The structure was initially a walled fortress built in 1477 by Gilberto III Sanvitale. Originally the fortress had a walled internal courtyard with surrounding wings and towers, of which only a single one remains. In 1612 a putative conspiracy to depose Ranuccio I Farnese led to the execution of major feudal lords of the duchy, including the countess of Colorno, Barbara Sanseverino, and her son Girolamo Sanvitale, the Farnese confiscated the properties of the Sanvitale family. They proceeded to refurbish his property, commissioning frescoes from Orazio Samacchini, Bernardino Campi and Cesare Baglione. Adjacent and to the north of the palace is the Assunta oratory, commissioned by Ferdinand I of Parma in 1795. A villa surrounded by forests, located about a mile northwest was the Casino dei Boschi, often used in the first half of the 19th century by Marie Louise, Duchess of Parma.
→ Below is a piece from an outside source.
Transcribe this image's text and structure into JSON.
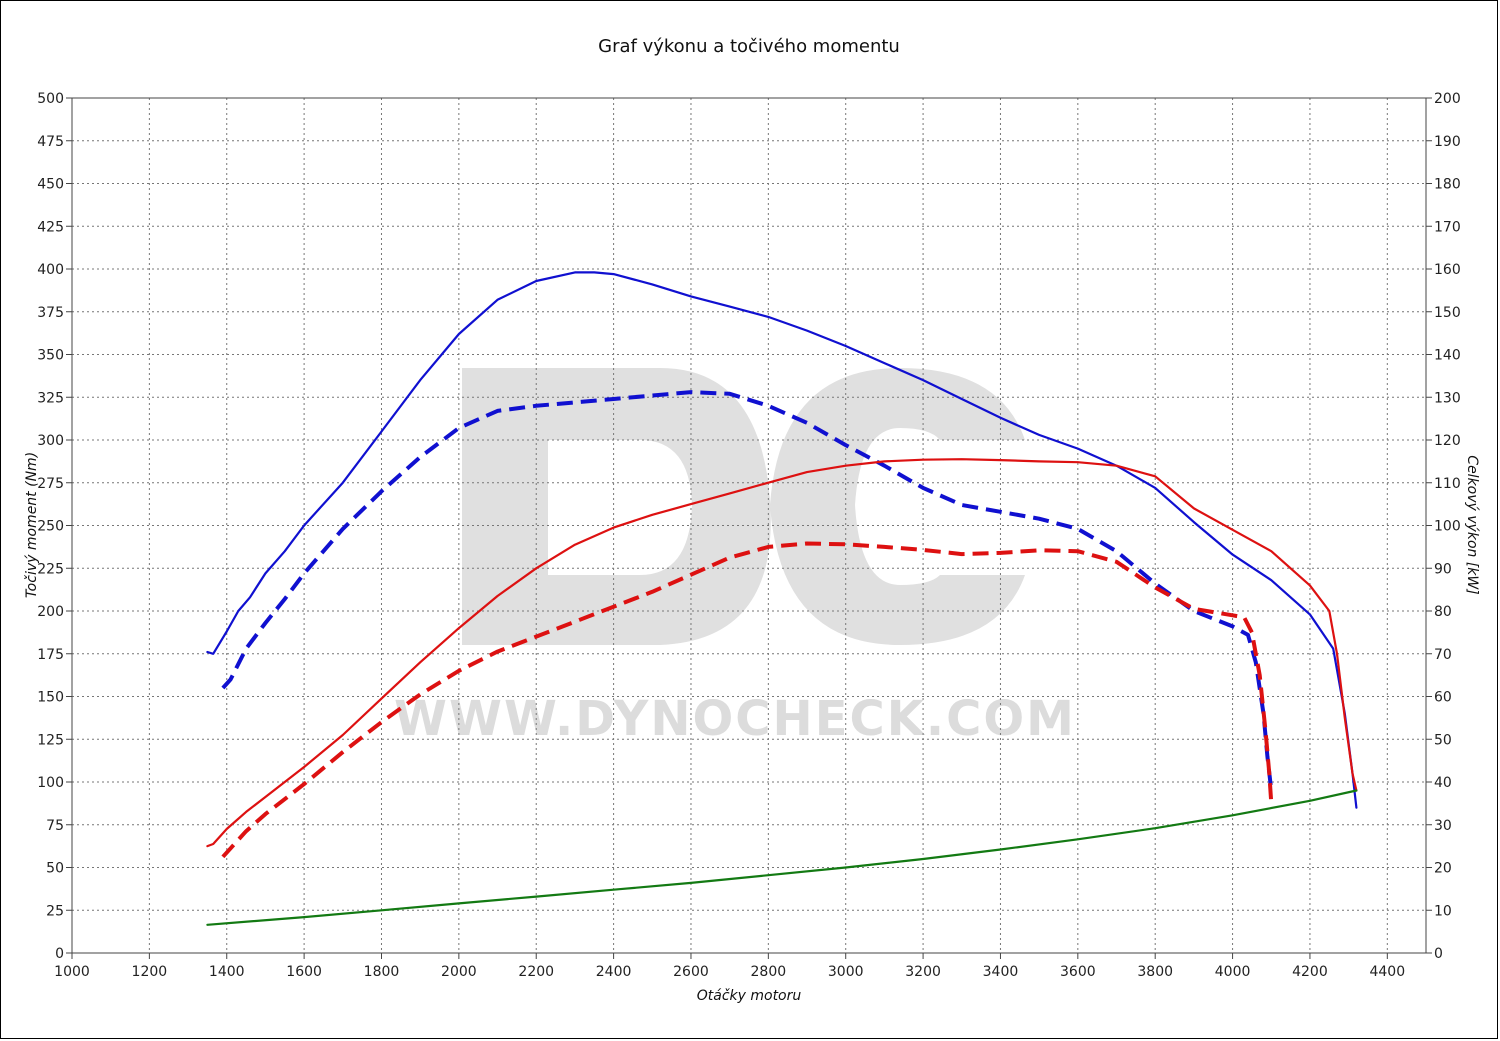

To the south of the Rocca is a walled and geometrically traced grid of paths around a circular pool. This garden was putatively designed by Ennemond Alexandre Petitot, the architect for Phillip, Duke of Parma. Petitot designed this as an orchard with fruit trees. In 2009, an attempt to restore its original structure was performed, funded by the Comune of Sala Baganza, by replanting similar fruit trees to those which would have been present in the ducal orchard. The site now also houses a museum of local wine production.